My 6 year old had constant control of the remote control whenever we were relaxing at home, our weekends used to be spent doing kid orientated stuff all weekend, every weekend, I was around for every bed time, every school run, my clothes were threadbare whilst they swanned around in higher branded high street clothes that looked beautiful. They never stayed anywhere over night and the youngest was still getting in bed with me each night whilst DH was kicked out into the spare bed.
I've since joined the gym, go to a painting group, get my nails done and have had some moles removed. I do feel better, but still find that my kids are so used to being revolved around that they interrupt my adult conversations and both talk incessantly.

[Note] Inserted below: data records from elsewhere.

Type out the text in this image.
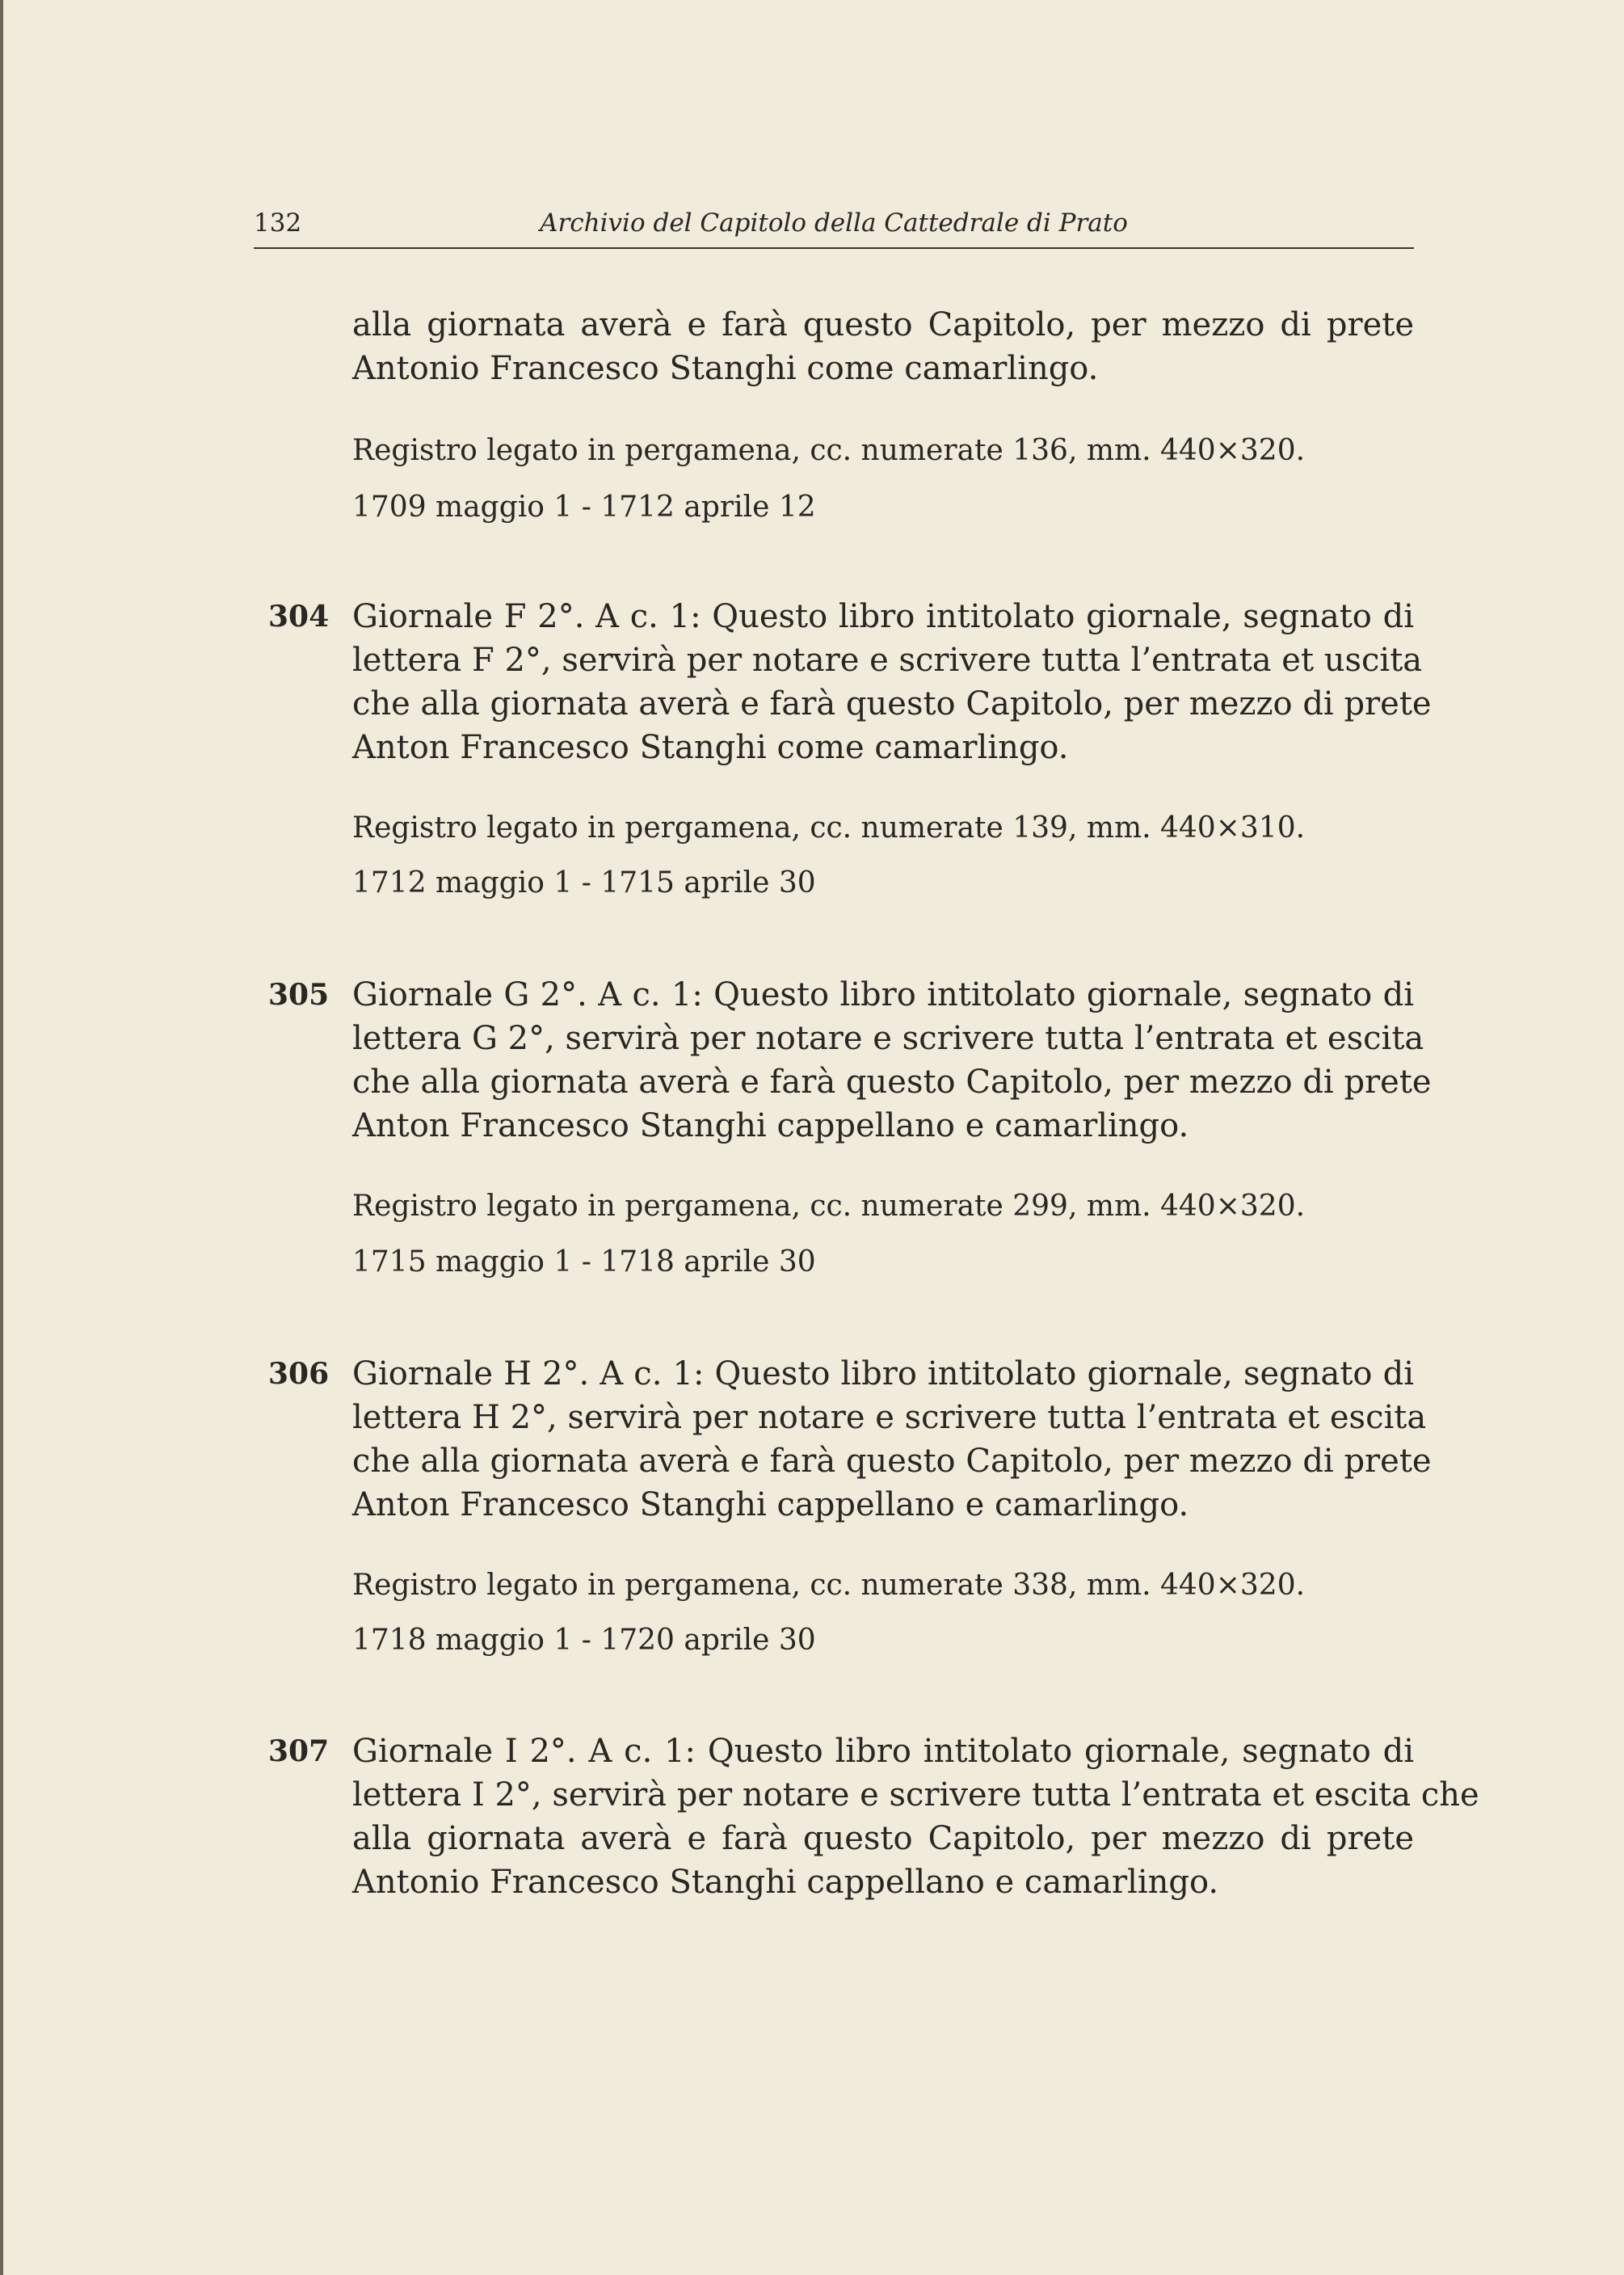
132	Archivio del Capitolo della Cattedrale di Prato
alla giornata averà e farà questo Capitolo, per mezzo di prete
Antonio Francesco Stanghi come camarlingo.
Registro legato in pergamena, cc. numerate 136, mm. 440×320.
1709 maggio 1 - 1712 aprile 12
304 Giornale F 2°. A c. 1: Questo libro intitolato giornale, segnato di
lettera F 2°, servirà per notare e scrivere tutta l’entrata et uscita
che alla giornata averà e farà questo Capitolo, per mezzo di prete
Anton Francesco Stanghi come camarlingo.
Registro legato in pergamena, cc. numerate 139, mm. 440×310.
1712 maggio 1 - 1715 aprile 30
305 Giornale G 2°. A c. 1: Questo libro intitolato giornale, segnato di
lettera G 2°, servirà per notare e scrivere tutta l’entrata et escita
che alla giornata averà e farà questo Capitolo, per mezzo di prete
Anton Francesco Stanghi cappellano e camarlingo.
Registro legato in pergamena, cc. numerate 299, mm. 440×320.
1715 maggio 1 - 1718 aprile 30
306 Giornale H 2°. A c. 1: Questo libro intitolato giornale, segnato di
lettera H 2°, servirà per notare e scrivere tutta l’entrata et escita
che alla giornata averà e farà questo Capitolo, per mezzo di prete
Anton Francesco Stanghi cappellano e camarlingo.
Registro legato in pergamena, cc. numerate 338, mm. 440×320.
1718 maggio 1 - 1720 aprile 30
307 Giornale I 2°. A c. 1: Questo libro intitolato giornale, segnato di
lettera I 2°, servirà per notare e scrivere tutta l’entrata et escita che
alla giornata averà e farà questo Capitolo, per mezzo di prete
Antonio Francesco Stanghi cappellano e camarlingo.
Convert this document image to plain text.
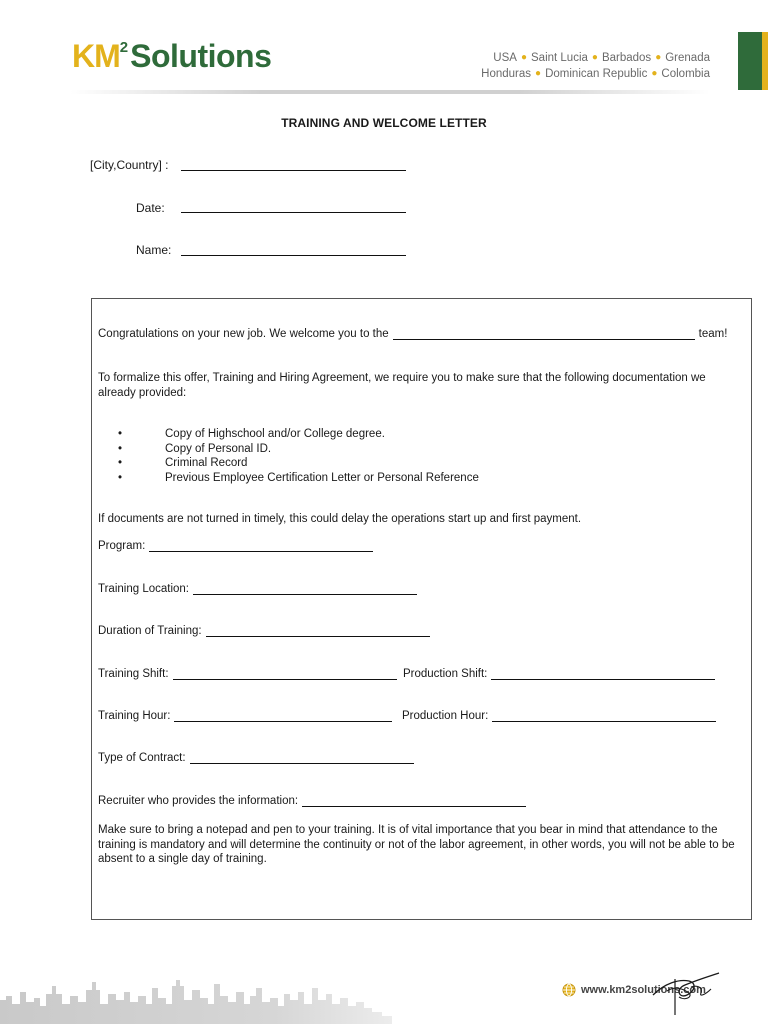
KM 2 Solutions	USA ● Saint Lucia ● Barbados ● Grenada
Honduras ● Dominican Republic ● Colombia
TRAINING AND WELCOME LETTER
[City,Country] :
Date:
Name:
Congratulations on your new job. We welcome you to the	team!
To formalize this offer, Training and Hiring Agreement, we require you to make sure that the following documentation we already provided:
•	Copy of Highschool and/or College degree.
•	Copy of Personal ID.
•	Criminal Record
•	Previous Employee Certification Letter or Personal Reference
If documents are not turned in timely, this could delay the operations start up and first payment.
Program:
Training Location:
Duration of Training:
Training Shift:	Production Shift:
Training Hour:	Production Hour:
Type of Contract:
Recruiter who provides the information:
Make sure to bring a notepad and pen to your training. It is of vital importance that you bear in mind that attendance to the training is mandatory and will determine the continuity or not of the labor agreement, in other words, you will not be able to be absent to a single day of training.
www.km2solutions.com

Recently, I have imposed a boundary where they're not allowed to tell long stories when I'm cooking or driving. This is after burning myself a few times and also skipping a red light. I really can't concentrate on 2 things at once. My eldest daughter has a stammer and this goes against all the advice we've been given about giving her space and time to talk whenever she wants it and getting down to her level. It was mentality killing me following this "plan" as I was so drained by it. I feel guilty but it has made such a difference to my mental enjoyment famiy life since saying "is this a time to talk or is mummy needing to concentrate right now?" Sometimes she looks sad when I say it, but I just couldn't go on with it. Her younger sister is similar, also developing a stammer, so I've erected the same boundary early on.
I also find that DH isn't so great with boundaries so will allow them to interrupt/ talk at inappropriate times, lets it go, ignores it and then yells at them. I just think that boundaries are so much better than resorting to that.
Last night, DH and I were trying to watch something on TV at 6pm, the DCs had their toys out before bed time, but instead the 6 YO took to yelling and wailing loudly, climbing all over us and jumping around for attention. They're just not used to not having control of what's on TV... it made me think that a boundary needs to be had here.
What boundaries do other parents have?